Travelling along the Waterfall Way, I see cattle run out onto the road up ahead. I slow my car and come to a standstill. A dog appears at the back of the cows, moving this way and that, quick as a flash, rounding up its charges and moving them safely across the road. With the dog’s work done, the farmer shuts the gate behind the herd and they move into the lush, green pastures of the Bellinger Valley.
On the way into town I find myself drawn to a rambling food garden. I’m wearing thongs, it’s summer and I hear a rustle at my feet. I stop instantly and look down. A fat blue tongue lizard is looking up at me, belly puffed out in a show of defence, tongue stretched out. This reptilian steward of the garden scurries off into the undergrowth, without so much as a goodbye, and I’m left standing there by myself, smiling to no one.
I’m on my way to Bellingen for my first Camp Creative. I’m one of 1,100 people who have come to explore the creative arts and escape for a week to the laid-back, artisan town that is Bellingen. There are over 60 courses to choose from including bollywood dancing, latin American percussion, canoe making, bamboo craft, sculpture and Gumbaynggirr language. I’ve enrolled in a travel writing course called ‘Have Words, Will Travel’.
I walk into the classroom and sit on a small orange plastic chair, better suited for the children that sit here during the school term. I notice the signs ready for use pinned up on the wall. A is for ‘amazing’, B is for ‘beautiful’, C is for ‘concerning’, D is for ‘disappointing’ and P is for the ‘principal’s office’. I hope I don’t get a P, that is, until the principal of the school drops into the room to welcome us. He speaks with enthusiasm and excitement about the week ahead. It is clear that he is passionate about learning and proud of his school and his town. I feel welcome here.
There are ten people in my class and, one by one, we introduce ourselves around the room. Some of us are locals, some of us have travelled from far away and some of us are nomads with no fixed address. With the patient and thoughtful guidance of our tutor Lee Mylne, we start to explore and share our stories. My classmates tell tales of near kidnappings in Rio, women with gold teeth in Kurdistan, gurus in Bali and sombre reflections of visits to Auswitch. It becomes quickly apparent that I am the least well travelled. But I don’t mind. I could sit here all day and listen to people’s adventures. I listen and observe. I think and I write. I play around with words and explore my own stories.
In my spare time I wander the streets of Bellingen. Colourful strands of wool are knitted ever so happily around a wrought iron fence and up into the leafy trees. Lettuce and herbs grow outside the shops on the main street. A shirtless man sits against the grocery store and strums an acoustic guitar, his rootsy folk songs drifting out over Hyde Street. Families meander along with long haired children in tow, carrying paper parasols to shade them from the sun. I sit in the Federal Hotel, eating vegetable tempura, sipping on crisp cider and typing my stories in the summer heat.

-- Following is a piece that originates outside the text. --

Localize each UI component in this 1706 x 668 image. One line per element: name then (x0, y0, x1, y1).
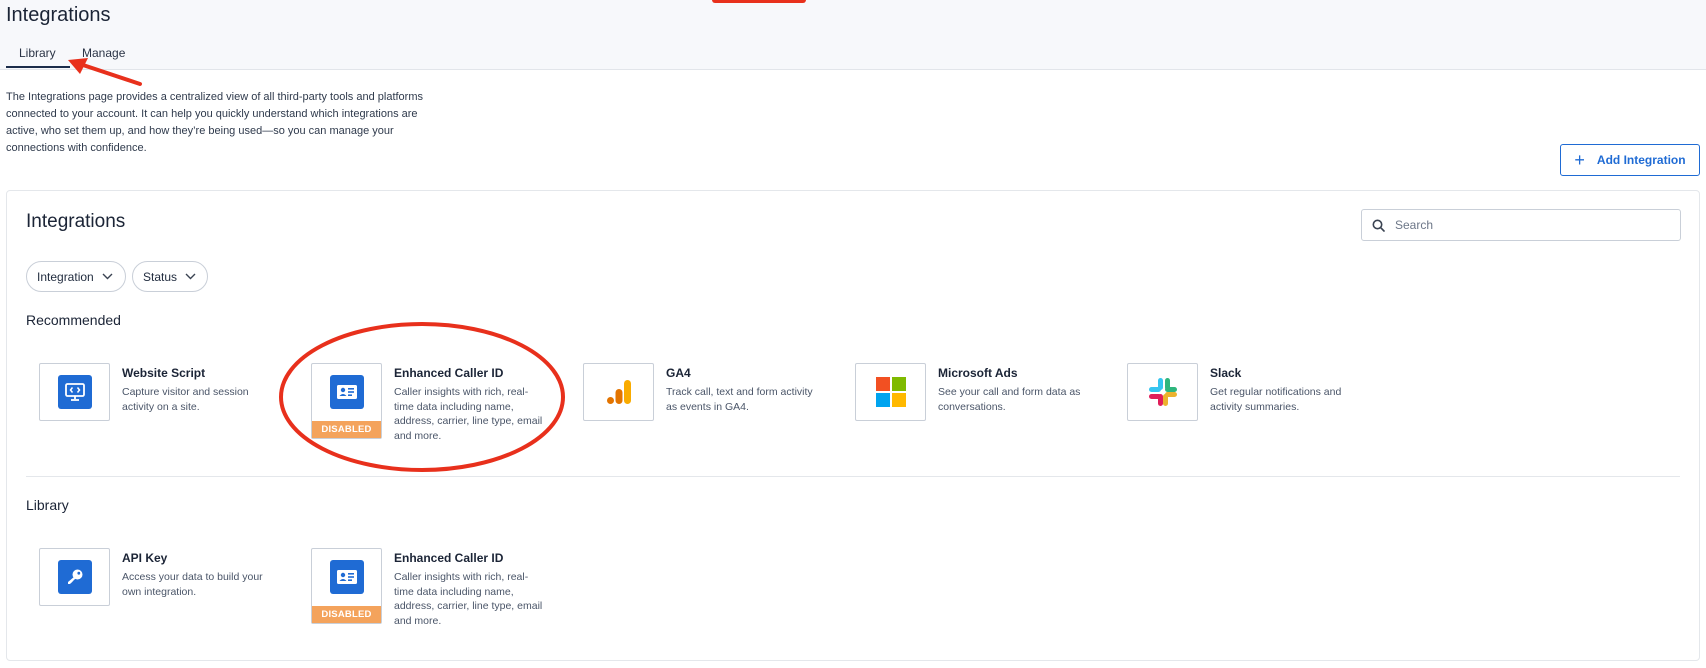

At the end of each day I drive back across Lavender’s Bridge, looking down at the people cooling off in the Bellinger River, and onto my campsite at the Bellingen Showground. I settle easily and quickly into the routine. I find myself looking less at the clock, instead gauging the time by the movements of the flying foxes and the call of the kookaburras. I listen to the melancholic yet comforting sound of a euphonium played by my neighbour as it floats across the campground.
In the evening I walk back across the bridge and up to 5 Church Street. ‘Local, seasonal, simple, good’ reads the sign on the red brick wall. The menu is covered in vintage fabric and I read about the people and places that grow and produce the food for the restaurant. The staff are polite, humble and welcoming. I sit and savour my chickpea simmer, sipping on a glass of red wine. It’s easy, comfortable and wholesome. This place feels like home and I could sit here forever.
I look out across the river to the dark blue mountain range that sits in the distance. The flying foxes start to lift up from the tops of the trees on Bellingen Island and eventually they pass us overhead. Next door, Kombu Wholefoods is closed for the evening, but I walk through their herb and vegetable garden on the colourful mosaic stepping stones. Jazz music wafts over from the restaurant next door with its lanterns swaying in the night. I walk over and stand in the doorway for a minute listening to the warm rhythm of the double bass and the notes of the clarinet and saxophone.
As the week draws to a close, I think back to that first day when I travelled out to Bellingen. I was busy, rushing, in a hurry to get there on time. But the moment I slowed and stopped to let the cows on the road pass by, I fell instantly into the slow, easy living of the place that is Bellingen.